Evidence exists that the stock markets are peaking or have peaked today, Tuesday October 24, 2006 and that this presents the opportune time for short selling.
II. A recent chart of the ETF IWM, which is an investment that seeks investment results of the Russell 2000 index suggests that the Russell 2000, like all of the stock market has peaked and that this represents an opportune time to sell stocks short
Chart of the ETF IWM
III. Short selling can be done via inverse spreads -- by being long one investment and short another:
IV. The following analysis and chart from stocktiming.com email advisory of 9-19-2006 suggests the S&P 500
can continue to rise only if Volatility remains subdued; this report is very favorable to short selling and suggests the timeliness of taking action.
The VIX (Volatility Index) goes up, and the market goes down.
The VIX goes down, and the market goes up ... that's basically how the VIX works.
Below is an hourly VIX (Volatility Index) chart of what has happened since September relative to the S&P 500.
Note the slope of the S&P's support line and the slope of the VIX's resistance level. This is exactly how they should be behaving with each other.
Note how perfectly the resistance levels have been hit on the VIX. There were 4 exact hits on the resistance line. Each time the VIX hit its resistance, it immediately retreated.
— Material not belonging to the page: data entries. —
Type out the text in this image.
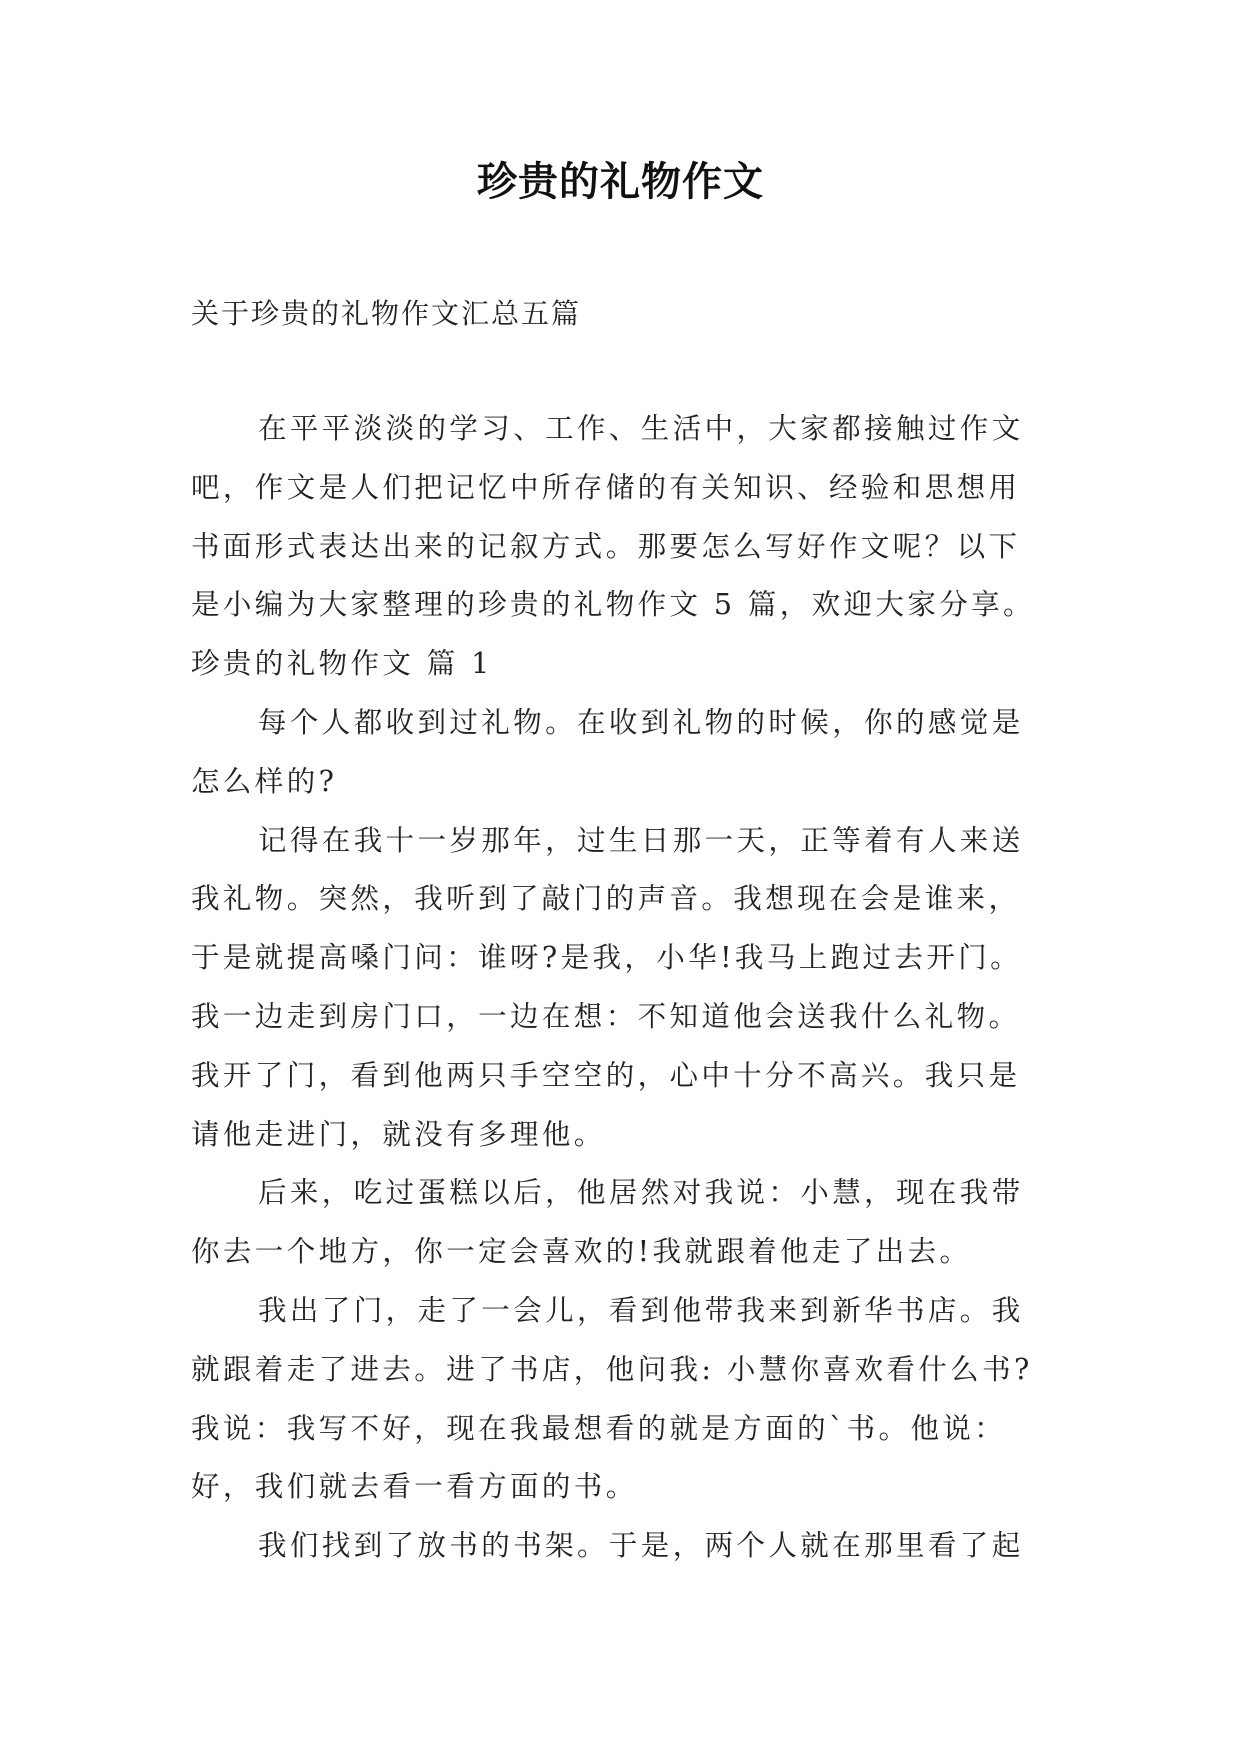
珍贵的礼物作文
关于珍贵的礼物作文汇总五篇
在平平淡淡的学习、工作、生活中，大家都接触过作文
吧，作文是人们把记忆中所存储的有关知识、经验和思想用
书面形式表达出来的记叙方式。那要怎么写好作文呢？以下
是小编为大家整理的珍贵的礼物作文 5 篇，欢迎大家分享。
珍贵的礼物作文 篇 1
每个人都收到过礼物。在收到礼物的时候，你的感觉是
怎么样的?
记得在我十一岁那年，过生日那一天，正等着有人来送
我礼物。突然，我听到了敲门的声音。我想现在会是谁来，
于是就提高嗓门问：谁呀?是我，小华!我马上跑过去开门。
我一边走到房门口，一边在想：不知道他会送我什么礼物。
我开了门，看到他两只手空空的，心中十分不高兴。我只是
请他走进门，就没有多理他。
后来，吃过蛋糕以后，他居然对我说：小慧，现在我带
你去一个地方，你一定会喜欢的!我就跟着他走了出去。
我出了门，走了一会儿，看到他带我来到新华书店。我
就跟着走了进去。进了书店，他问我: 小慧你喜欢看什么书?
我说：我写不好，现在我最想看的就是方面的`书。他说：
好，我们就去看一看方面的书。
我们找到了放书的书架。于是，两个人就在那里看了起
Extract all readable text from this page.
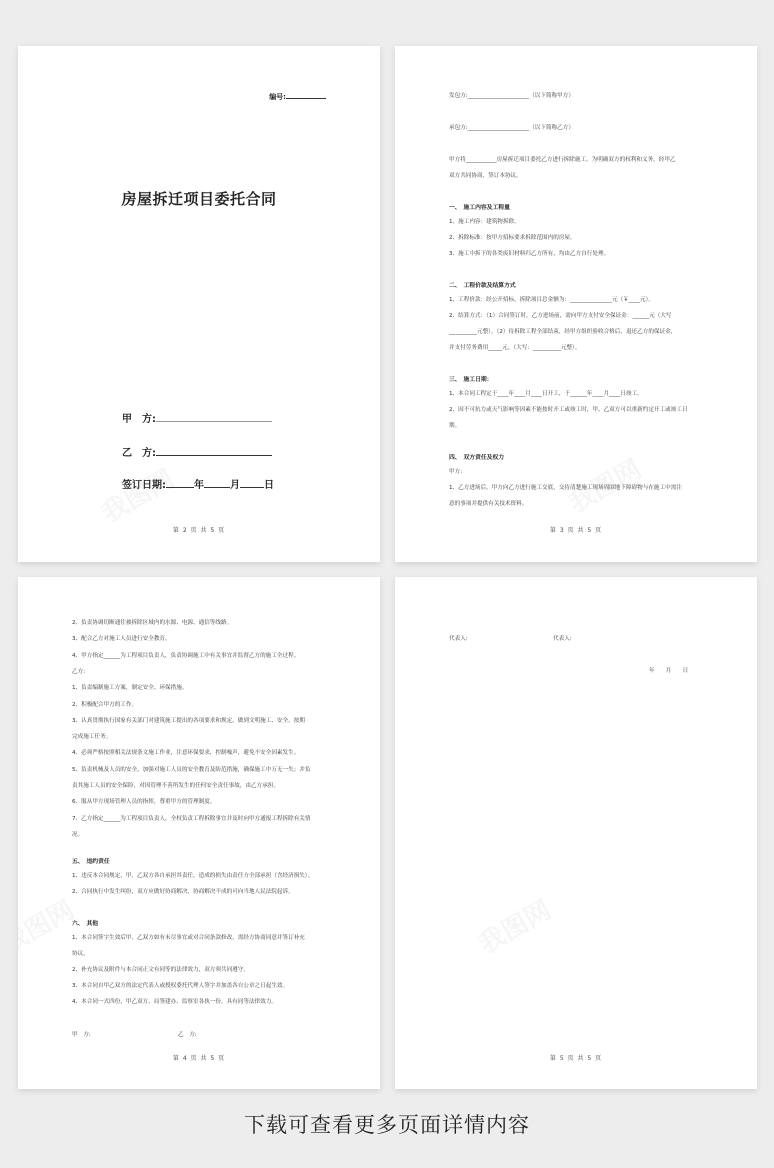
编号:
房屋拆迁项目委托合同
甲　方:
乙　方:
签订日期:	年	月 日
第 2 页 共 5 页
发包方:______________________（以下简称甲方）
承包方:______________________（以下简称乙方）
甲方将___________房屋拆迁项目委托乙方进行拆除施工。为明确双方的权利和义务，经甲乙
双方共同协商，签订本协议。
一、　施工内容及工程量
1、施工内容：建筑物拆除。
2、拆除标准：按甲方招标要求拆除范围内的房屋。
3、施工中拆下的各类废旧材料归乙方所有，均由乙方自行处理。
二、　工程价款及结算方式
1、工程价款：经公开招标，拆除项目总金额为：_______________元（￥____元）。
2、结算方式：（1）合同签订时，乙方进场前，需向甲方支付安全保证金：______元（大写
__________元整）。（2）待拆除工程全部结束，经甲方组织验收合格后，退还乙方的保证金，
并支付劳务费用_____元。（大写：__________元整）。
三、　施工日期：
1、本合同工程定于____年____月____日开工，于______年____月____日竣工。
2、因不可抗力或天气影响等因素不能按时开工或竣工时，甲、乙双方可以重新约定开工或竣工日
期。
四、　双方责任及权力
甲方:
1、乙方进场后，甲方向乙方进行施工交底，交待清楚施工现场周围地下障碍物与在施工中需注
意的事项并提供有关技术资料。
第 3 页 共 5 页
2、负责协调切断通往被拆除区域内的水源、电源、通信等线路。
3、配合乙方对施工人员进行安全教育。
4、甲方指定______为工程项目负责人，负责协调施工中有关事宜并监督乙方的施工全过程。
乙方:
1、负责编制施工方案，制定安全、环保措施。
2、积极配合甲方的工作。
3、认真贯彻执行国家有关部门对建筑施工提出的各项要求和规定，做到文明施工、安全，按期
完成施工任务。
4、必须严格按照相关法规条文施工作业，注意环保要求，控制噪声，避免不安全因素发生。
5、负责机械及人员的安全，加强对施工人员的安全教育及防范措施，确保施工中万无一失；并负
责其施工人员的安全保险，对因管理不善所发生的任何安全责任事故，由乙方承担。
6、服从甲方现场管理人员的指挥，尊重甲方的管理制度。
7、乙方指定______为工程项目负责人，全权负责工程拆除事宜并及时向甲方通报工程拆除有关情
况。
五、　违约责任
1、违反本合同规定，甲、乙双方各自承担其责任，造成的损失由责任方全部承担（含经济损失）。
2、合同执行中发生纠纷，双方应做好协商解决，协商解决不成的可向当地人民法院起诉。
六、　其他
1、本合同签字生效后甲、乙双方如有未尽事宜或对合同条款修改，需经方协商同意并签订补充
协议。
2、补充协议及附件与本合同正文有同等的法律效力，双方须共同遵守。
3、本合同自甲乙双方的法定代表人或授权委托代理人签字并加盖各自公章之日起生效。
4、本合同一式四份，甲乙双方、局签建办、监察室各执一份，具有同等法律效力。
甲　方:	乙　方:
第 4 页 共 5 页
代表人:	代表人:
年　　月　　日
第 5 页 共 5 页
下载可查看更多页面详情内容
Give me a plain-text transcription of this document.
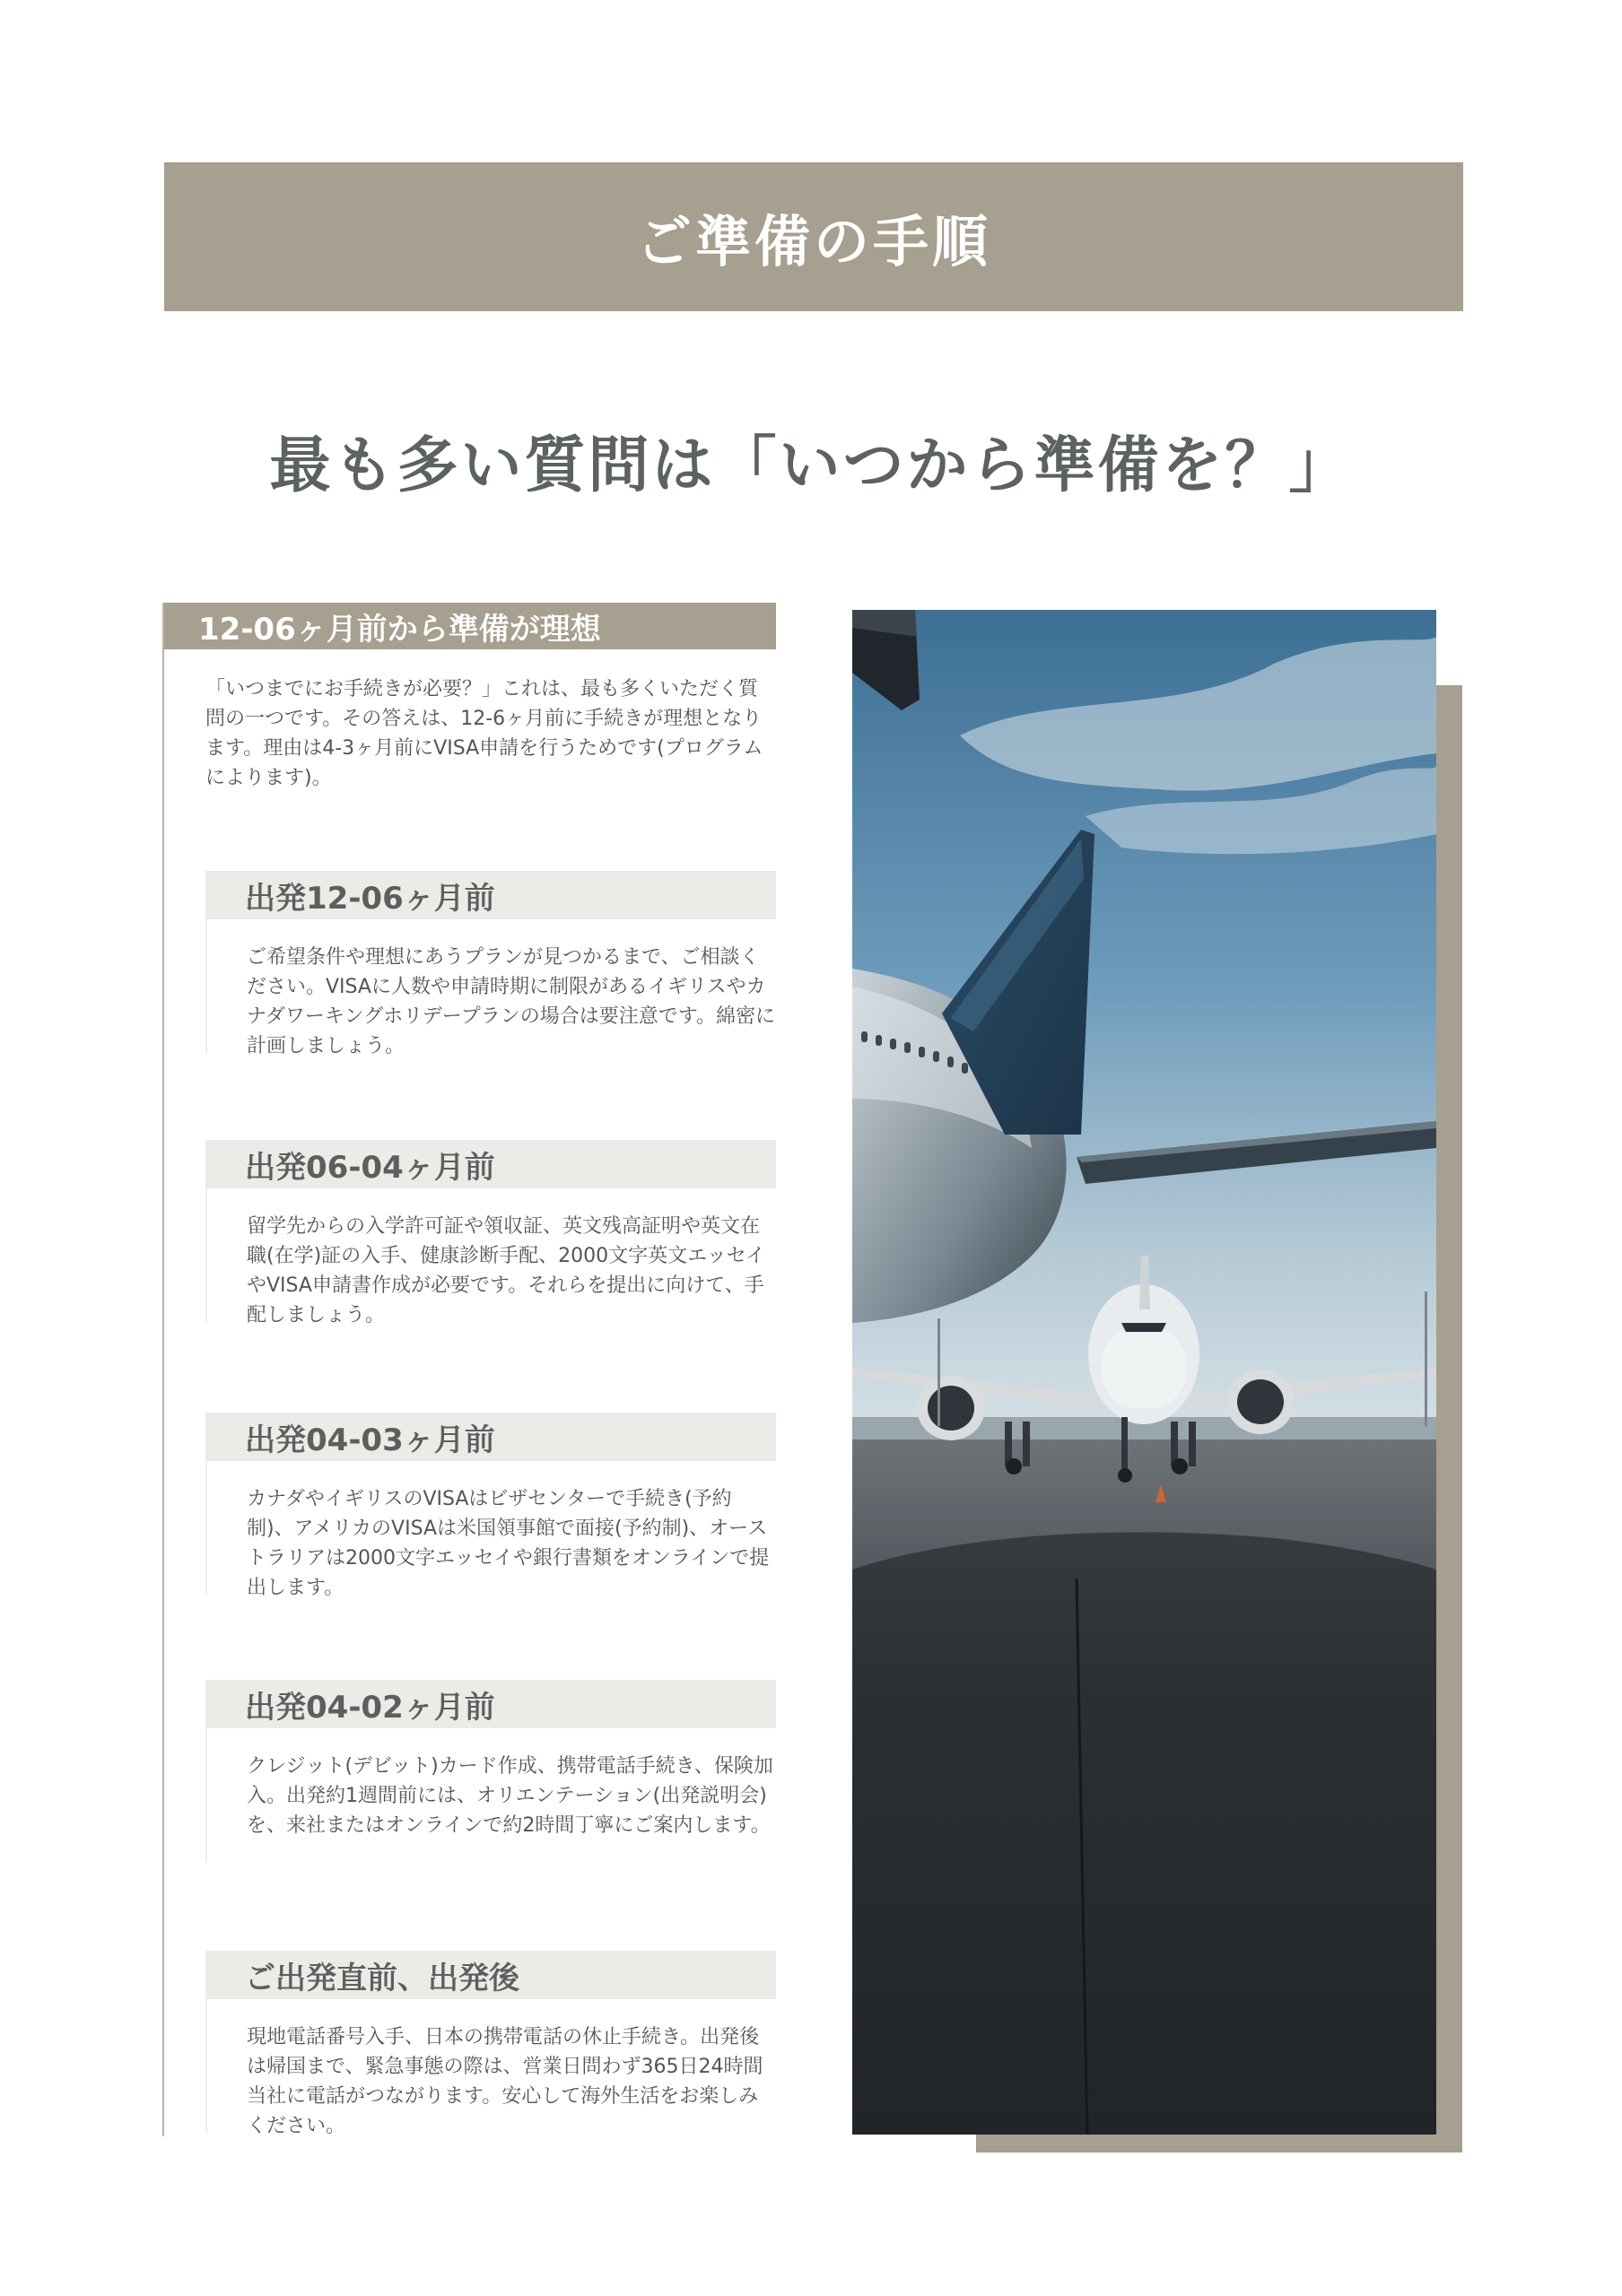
ご準備の手順
最も多い質問は「いつから準備を？」
12-06ヶ月前から準備が理想

「いつまでにお手続きが必要？」これは、最も多くいただく質問の一つです。その答えは、12-6ヶ月前に手続きが理想となります。理由は4-3ヶ月前にVISA申請を行うためです(プログラムによります)。

出発12-06ヶ月前

ご希望条件や理想にあうプランが見つかるまで、ご相談ください。VISAに人数や申請時期に制限があるイギリスやカナダワーキングホリデープランの場合は要注意です。綿密に計画しましょう。

出発06-04ヶ月前

留学先からの入学許可証や領収証、英文残高証明や英文在職(在学)証の入手、健康診断手配、2000文字英文エッセイやVISA申請書作成が必要です。それらを提出に向けて、手配しましょう。

出発04-03ヶ月前

カナダやイギリスのVISAはビザセンターで手続き(予約制)、アメリカのVISAは米国領事館で面接(予約制)、オーストラリアは2000文字エッセイや銀行書類をオンラインで提出します。

出発04-02ヶ月前

クレジット(デビット)カード作成、携帯電話手続き、保険加入。出発約1週間前には、オリエンテーション(出発説明会)を、来社またはオンラインで約2時間丁寧にご案内します。

ご出発直前、出発後

現地電話番号入手、日本の携帯電話の休止手続き。出発後は帰国まで、緊急事態の際は、営業日問わず365日24時間当社に電話がつながります。安心して海外生活をお楽しみください。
But now, the VIX's resistance line will soon squeeze all the way down to its support line. As long as the VIX does not break out above the resistance line, it means that its rises will be lower tops than the previous rise.
And, that means, that as long as the VIX stays within this triangle pattern, that the S&P can continue to rise.
If the VIX rises above the resistance line, AND the S&P 500 breaks below its support line at the same time, then the market will pull back.
V. The chart of Long MZZ and Short MVV shows that this spread has been profitable for 5 trading days.
VI. Finally, the reports from the following analysts suggest that the stock market is topping out and that this is the opportune time for short selling.
A. Richard T. Williams, CFA, CMT in A Chill in the Air writes: "We think the SPX is about to move in concert with oil and rates but in the opposite direction. Since the market has put up such a strong rally for the last couple of months a corrective pullback would be likely in any event so the real test will be the character of the downside. Bulls have run the table for so long that they will complacently give back some ground without a fight, until they realized that something else is happening,
perhaps 5-10% down from the highs. Only then will they become worried and then fearful, the necessary ingredients for a bottom in stocks. It is for these reasons that we expect a deep decline in stock prices rather than a shallow corrective pause before a run to new highs."
The ICAP Research 5-year Volume-adjusted Price Chart for S&P500 shows that for a new high on VAP, the momentum is strikingly weak suggesting a failure in the market soon.
(His earlier report concluded: Momentum is so far below VAP compared to prior rallies, that a return to the LT sell signal is likely soon)
B. Dominick writing on 10-15-2006 in Target Reached relates: I still think that we’re late in the game and I have much more concern for a reversal, rather than worrying about missing the rest of the move, if there is any left. The trend is still up, which might not be the case on Monday 10-16-2006 or Tuesday 10-17-2006, but there is no confirmation of a turn at the moment.